A Via Quatro, concessionária da linha amarela do metrô de São Paulo, instalou portas interativas digitais há poucas semanas nas estações Luz, Pinheiros e Paulista. Essa notícia já não é nova, contudo, o pessoal da Citylab foi além para entender essa história de reconhecimento facial.

Em abril, era comentado que a novidade poderia contabilizar o número de pessoas que passam em frente às telas — ainda que a mesma pessoa transite por ali mais de uma vez — e saber se o usuário prestou atenção no que está sendo exibido. As máquinas ainda distinguem as expressões faciais e as reações ao conteúdo institucional e pago.
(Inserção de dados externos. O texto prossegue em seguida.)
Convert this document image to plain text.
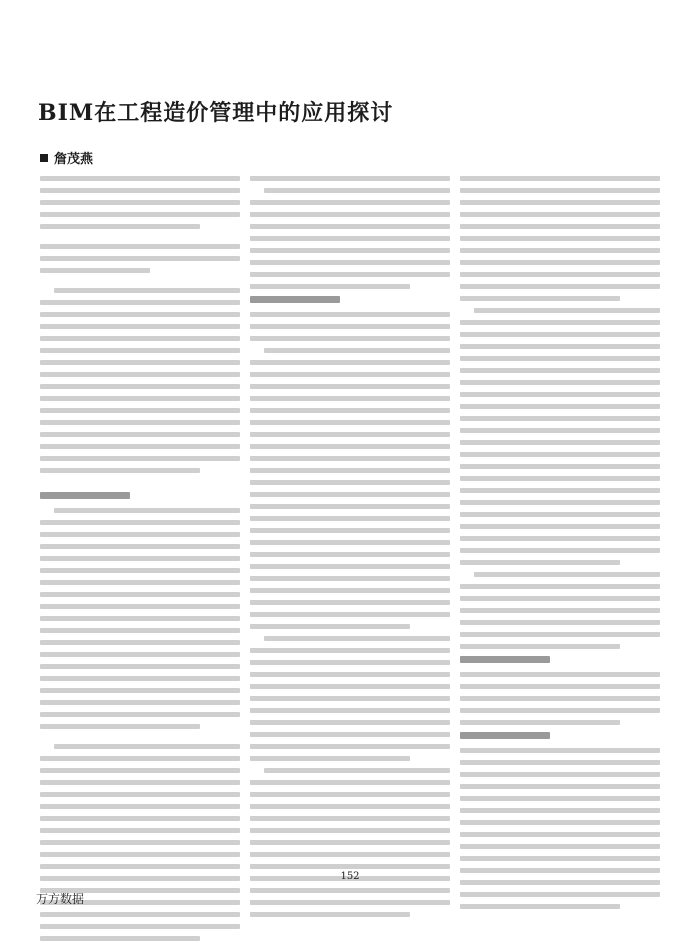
BIM在工程造价管理中的应用探讨
詹茂燕
152
万方数据
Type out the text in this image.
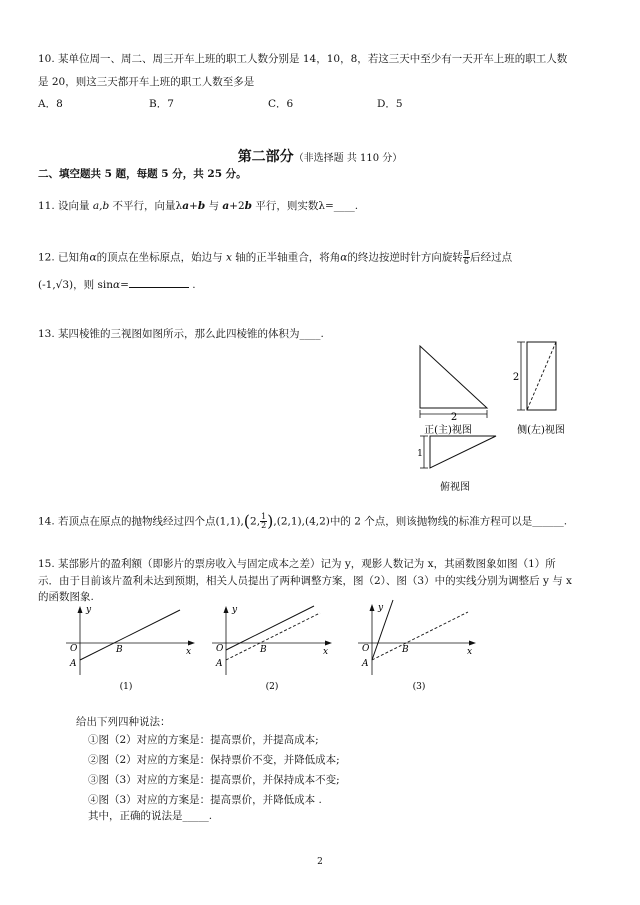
10. 某单位周一、周二、周三开车上班的职工人数分别是 14，10，8，若这三天中至少有一天开车上班的职工人数
是 20，则这三天都开车上班的职工人数至多是
A．8	B．7	C．6	D．5
第二部分（非选择题 共 110 分）
二、填空题共 5 题，每题 5 分，共 25 分。
11. 设向量 a,b 不平行，向量λa+b 与 a+2b 平行，则实数λ=____.
12. 已知角α的顶点在坐标原点，始边与 x 轴的正半轴重合，将角α的终边按逆时针方向旋转 $\frac{\pi}{6}$ 后经过点
(-1,√3)，则 sinα=	.
13. 某四棱锥的三视图如图所示，那么此四棱锥的体积为____.
2
正(主)视图
2
侧(左)视图
1
俯视图
14. 若顶点在原点的抛物线经过四个点(1,1),(2, $\frac{1}{2} ),(2,1),(4,2)$中的 2 个点，则该抛物线的标准方程可以是______.
15. 某部影片的盈利额（即影片的票房收入与固定成本之差）记为 y，观影人数记为 x，其函数图象如图（1）所
示．由于目前该片盈利未达到预期，相关人员提出了两种调整方案，图（2）、图（3）中的实线分别为调整后 y 与 x
的函数图象.
y
x
O
A
B
(1)
y
x
O
A
B
(2)
y
x
O
A
B
(3)
给出下列四种说法：
①图（2）对应的方案是：提高票价，并提高成本;
②图（2）对应的方案是：保持票价不变，并降低成本;
③图（3）对应的方案是：提高票价，并保持成本不变;
④图（3）对应的方案是：提高票价，并降低成本 .
其中，正确的说法是_____.
2
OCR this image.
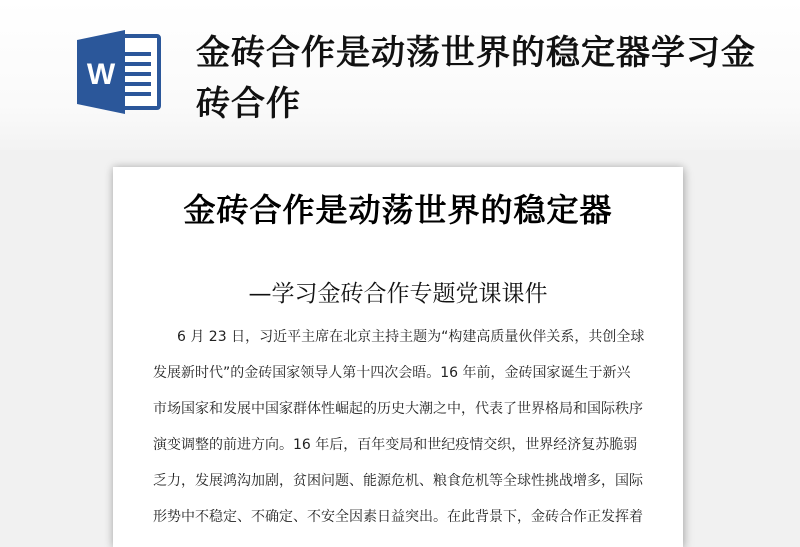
W
金砖合作是动荡世界的稳定器学习金砖合作
金砖合作是动荡世界的稳定器
—学习金砖合作专题党课课件
6 月 23 日，习近平主席在北京主持主题为“构建高质量伙伴关系，共创全球
发展新时代”的金砖国家领导人第十四次会晤。16 年前，金砖国家诞生于新兴
市场国家和发展中国家群体性崛起的历史大潮之中，代表了世界格局和国际秩序
演变调整的前进方向。16 年后，百年变局和世纪疫情交织，世界经济复苏脆弱
乏力，发展鸿沟加剧，贫困问题、能源危机、粮食危机等全球性挑战增多，国际
形势中不稳定、不确定、不安全因素日益突出。在此背景下，金砖合作正发挥着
Tudo isso é real e realizado por sensores, telas e tecnologia de reconhecimento facial.

O metrô de São Paulo lê os rostos de passageiros, identifica emoções e vende publicidade

Segundo a Via Quatro, a ação é um "modelo inédito de interatividade com o público, as portas digitais interativas são um recurso visual tecnológico, que visa incrementar a comunicação com o passageiro, por meio de transmissão de campanhas de orientação, mensagens de prestação de serviço e anúncios publicitários. Sua tecnologia é formada por uma lente com sensor que reconhece a presença humana e identifica a quantidade de pessoas que passam e olham para tela. Basicamente os dados gerados são identificação de expressão de emoção (raiva, alegria, neutralidade) e características gerais que podem indicar se é um rosto feminino ou masculino".
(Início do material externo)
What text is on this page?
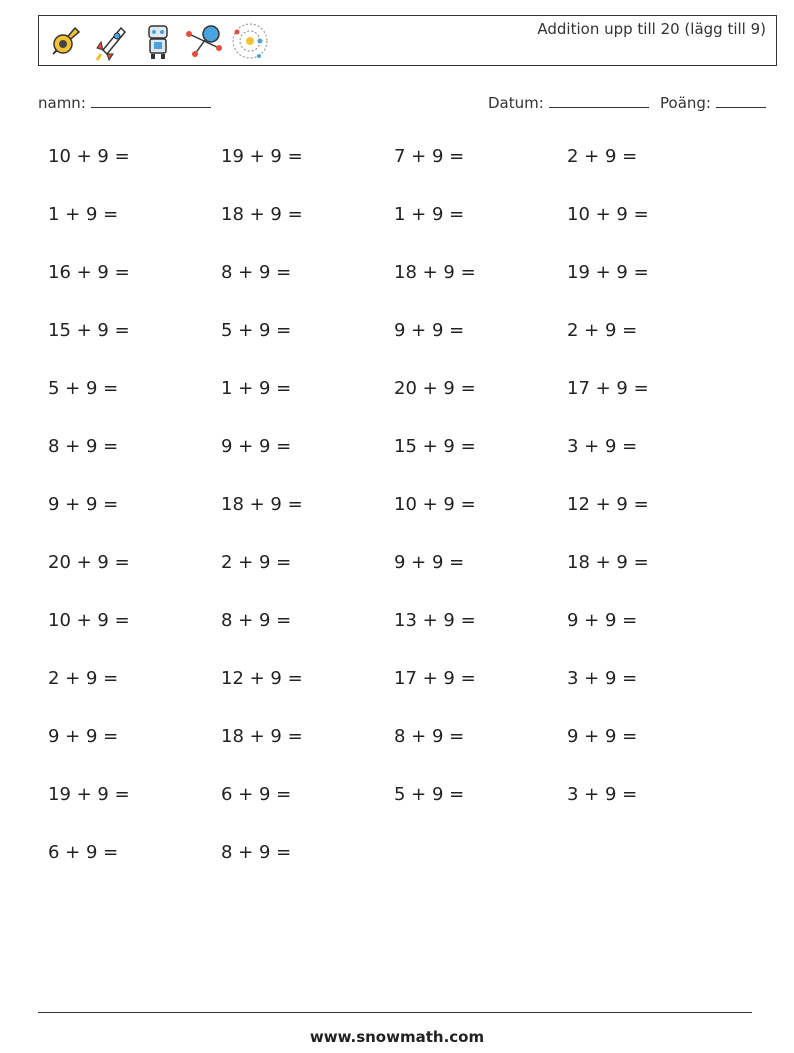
Addition upp till 20 (lägg till 9)
namn:	Datum:	Poäng:
10 + 9 =	19 + 9 =	7 + 9 =	2 + 9 =
1 + 9 =	18 + 9 =	1 + 9 =	10 + 9 =
16 + 9 =	8 + 9 =	18 + 9 =	19 + 9 =
15 + 9 =	5 + 9 =	9 + 9 =	2 + 9 =
5 + 9 =	1 + 9 =	20 + 9 =	17 + 9 =
8 + 9 =	9 + 9 =	15 + 9 =	3 + 9 =
9 + 9 =	18 + 9 =	10 + 9 =	12 + 9 =
20 + 9 =	2 + 9 =	9 + 9 =	18 + 9 =
10 + 9 =	8 + 9 =	13 + 9 =	9 + 9 =
2 + 9 =	12 + 9 =	17 + 9 =	3 + 9 =
9 + 9 =	18 + 9 =	8 + 9 =	9 + 9 =
19 + 9 =	6 + 9 =	5 + 9 =	3 + 9 =
6 + 9 =	8 + 9 =
www.snowmath.com
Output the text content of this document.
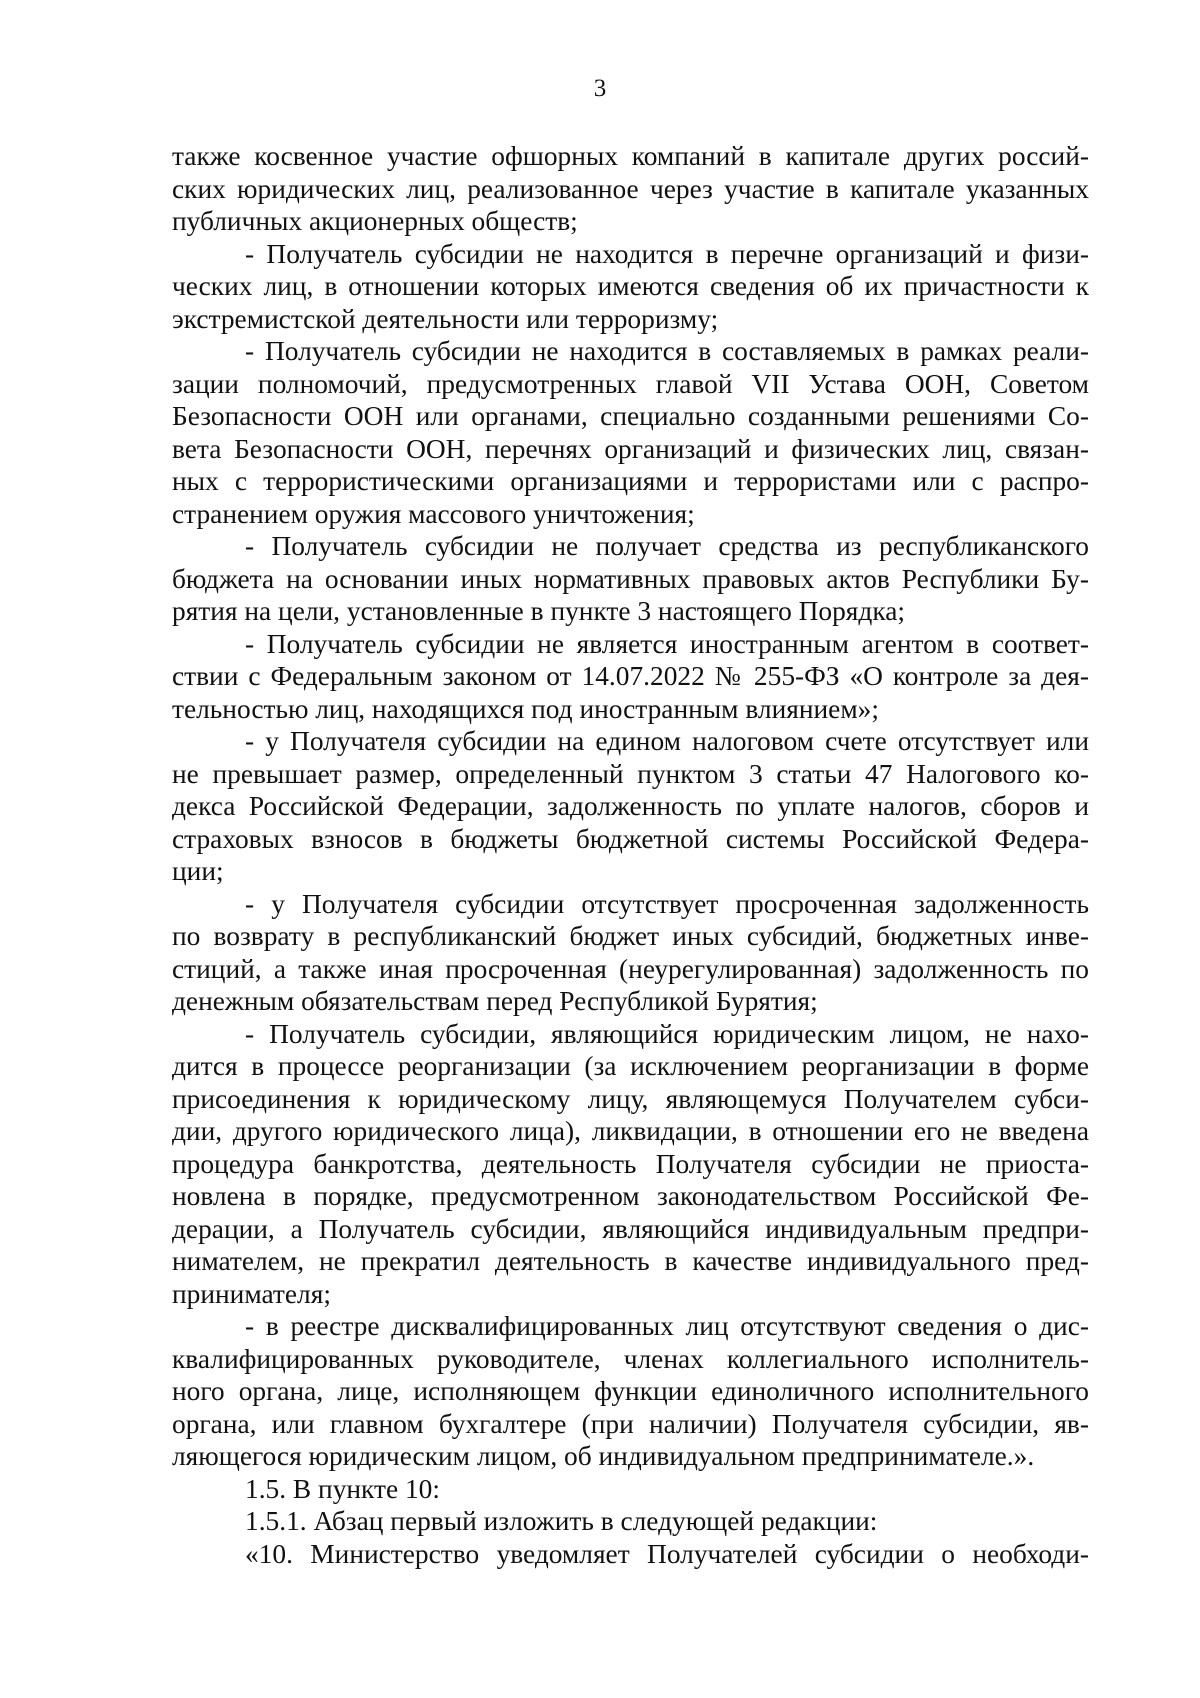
3
также косвенное участие офшорных компаний в капитале других россий-
ских юридических лиц, реализованное через участие в капитале указанных
публичных акционерных обществ;
- Получатель субсидии не находится в перечне организаций и физи-
ческих лиц, в отношении которых имеются сведения об их причастности к
экстремистской деятельности или терроризму;
- Получатель субсидии не находится в составляемых в рамках реали-
зации полномочий, предусмотренных главой VII Устава ООН, Советом
Безопасности ООН или органами, специально созданными решениями Со-
вета Безопасности ООН, перечнях организаций и физических лиц, связан-
ных с террористическими организациями и террористами или с распро-
странением оружия массового уничтожения;
- Получатель субсидии не получает средства из республиканского
бюджета на основании иных нормативных правовых актов Республики Бу-
рятия на цели, установленные в пункте 3 настоящего Порядка;
- Получатель субсидии не является иностранным агентом в соответ-
ствии с Федеральным законом от 14.07.2022 № 255-ФЗ «О контроле за дея-
тельностью лиц, находящихся под иностранным влиянием»;
- у Получателя субсидии на едином налоговом счете отсутствует или
не превышает размер, определенный пунктом 3 статьи 47 Налогового ко-
декса Российской Федерации, задолженность по уплате налогов, сборов и
страховых взносов в бюджеты бюджетной системы Российской Федера-
ции;
- у Получателя субсидии отсутствует просроченная задолженность
по возврату в республиканский бюджет иных субсидий, бюджетных инве-
стиций, а также иная просроченная (неурегулированная) задолженность по
денежным обязательствам перед Республикой Бурятия;
- Получатель субсидии, являющийся юридическим лицом, не нахо-
дится в процессе реорганизации (за исключением реорганизации в форме
присоединения к юридическому лицу, являющемуся Получателем субси-
дии, другого юридического лица), ликвидации, в отношении его не введена
процедура банкротства, деятельность Получателя субсидии не приоста-
новлена в порядке, предусмотренном законодательством Российской Фе-
дерации, а Получатель субсидии, являющийся индивидуальным предпри-
нимателем, не прекратил деятельность в качестве индивидуального пред-
принимателя;
- в реестре дисквалифицированных лиц отсутствуют сведения о дис-
квалифицированных руководителе, членах коллегиального исполнитель-
ного органа, лице, исполняющем функции единоличного исполнительного
органа, или главном бухгалтере (при наличии) Получателя субсидии, яв-
ляющегося юридическим лицом, об индивидуальном предпринимателе.».
1.5. В пункте 10:
1.5.1. Абзац первый изложить в следующей редакции:
«10. Министерство уведомляет Получателей субсидии о необходи-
Ao CityLab, o presidente da Via Quatro, Harald Zwetkoff, disse que tudo é parte de um projeto experimental e que já existem duas empresas que vão utilizar as telas para propaganda: a LG, gigante sul-coreana da tecnologia, e a companhia farmacêutica Hypera Pharma.

Na entrevista, Harald ainda comentou que as telas "não realizam identificação pessoal dos passageiros" e que "a tecnologia não grava, armazena imagens ou verifica os dados de indivíduos".

Privacidade violada?

O que falta nessa história é o seguinte: comunicação clara. Por exemplo, a respostas que indiquem o que a Via Quatro faz para prevenir abusos? Qual o tipo de segurança que previne a possibilidade das telas e portas serem hackeadas — para armazenar e captar até outros dados?
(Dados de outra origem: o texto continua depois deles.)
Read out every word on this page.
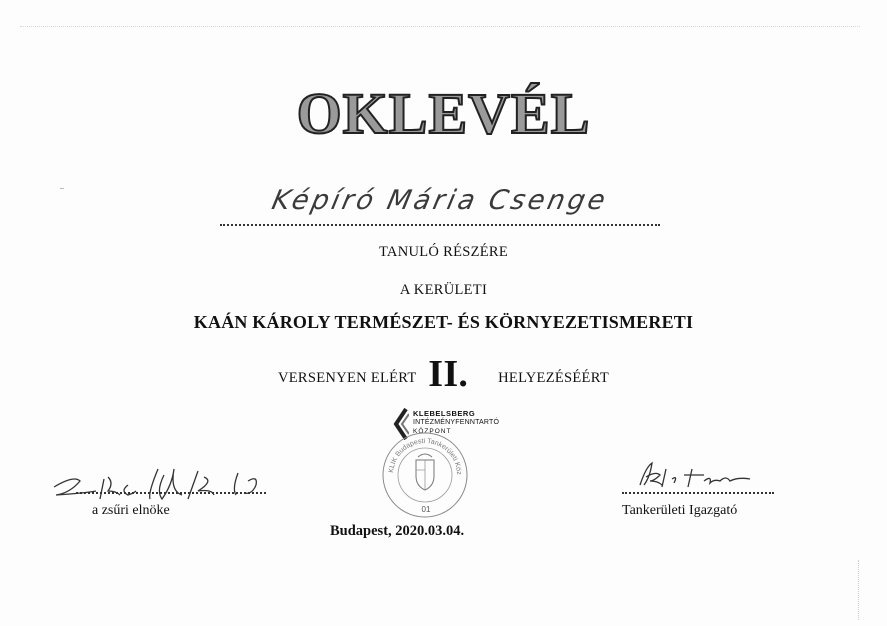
OKLEVÉL
Képíró Mária Csenge
TANULÓ RÉSZÉRE
A KERÜLETI
KAÁN KÁROLY TERMÉSZET- ÉS KÖRNYEZETISMERETI
VERSENYEN ELÉRT II. HELYEZÉSÉÉRT
KLEBELSBERG
INTÉZMÉNYFENNTARTÓ
KÖZPONT
KLIK Budapesti Tankerületi Köz
01
a zsűri elnöke	Tankerületi Igazgató
Budapest, 2020.03.04.
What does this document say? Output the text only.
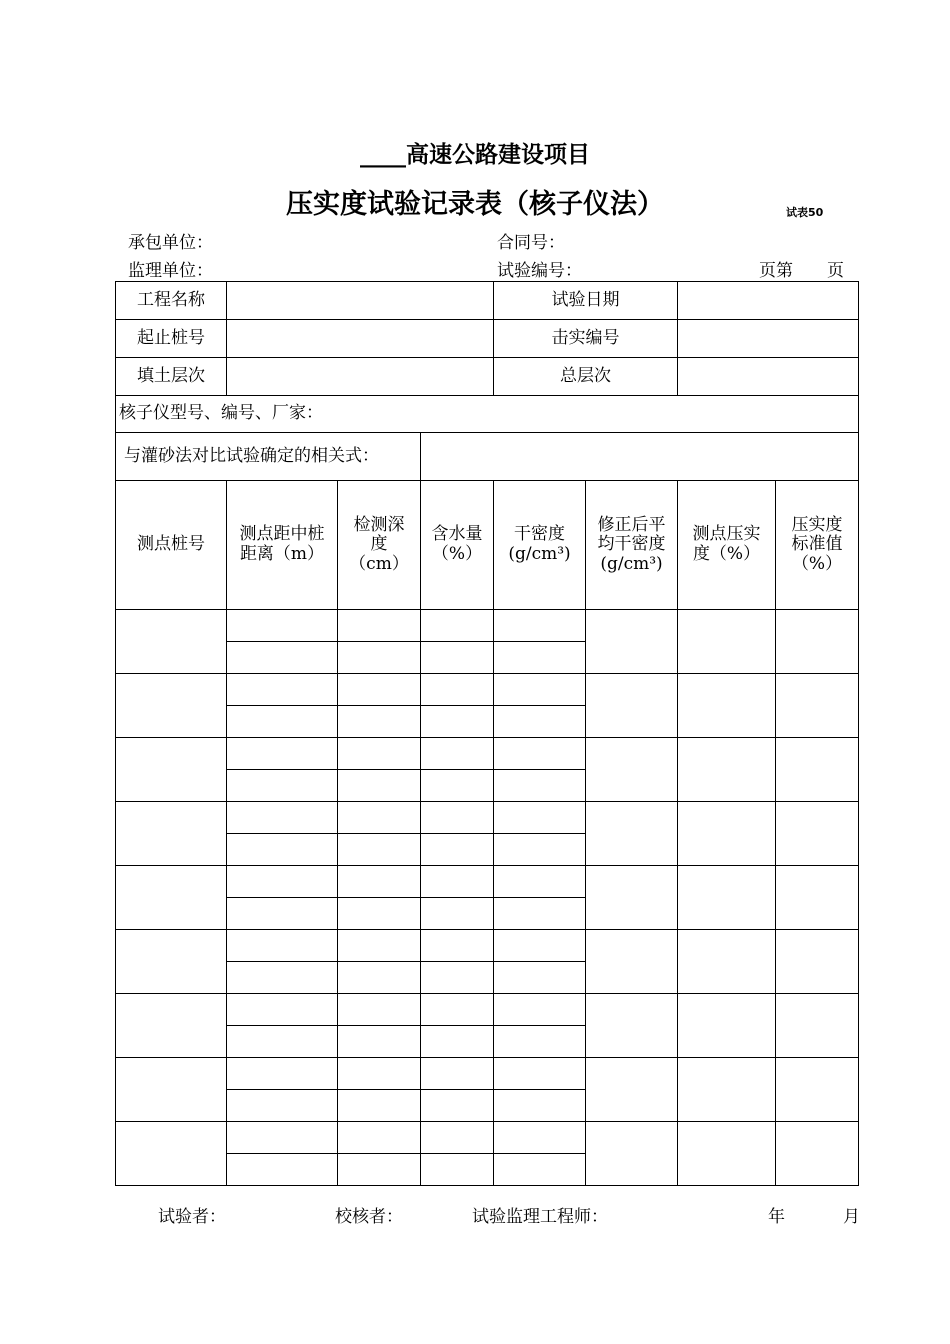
____高速公路建设项目
压实度试验记录表（核子仪法）	试表50
承包单位：	合同号：
监理单位：	试验编号：	页第　　页
工程名称				试验日期			
起止桩号				击实编号			
填土层次				总层次			
核子仪型号、编号、厂家：							
与灌砂法对比试验确定的相关式：							

测点桩号	测点距中桩距离（m）	检测深度（cm）	含水量（%）	干密度(g/cm³)	修正后平均干密度(g/cm³)	测点压实度（%）	压实度标准值（%）

试验者：	校核者：	试验监理工程师：	年	月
O Citylab conversou com o coordenador do Instituto Brasileiro de Defesa do Consumidor (IDEC), Rafael Zannata, que comentou o seguinte: "Dados confidenciais (raça, sexo ou orientação sexual de uma pessoa) devem ser tratados com cuidado extra. Na legislação europeia, por exemplo, coletar informações sensíveis é proibido de antemão. Você só pode fazê-lo se cumprir uma série de condições", acrescenta.

Infelizmente, ainda não há legislação no Brasil que fale especificamente sobre uso de dados pessoais

Infelizmente, ainda não há legislação no Brasil que fale especificamente sobre uso de dados pessoais de clientes/cidadãos. Há um projeto de lei pronto para ser votado sobre o caso — e ele busca essa regulmentação — contudo, há um lobby de empresas para que informações biométricas (reconhecimento facial) não sejam tratadas como dados sensíveis, nota Zanatta.

"Essa é a grande disputa do setor privado nesta fase final do projeto. Se eles tiverem sucesso, eles poderão coletar essas informações sem o consentimento ou sem um relatório de impacto sobre a privacidade", comenta o coordenador.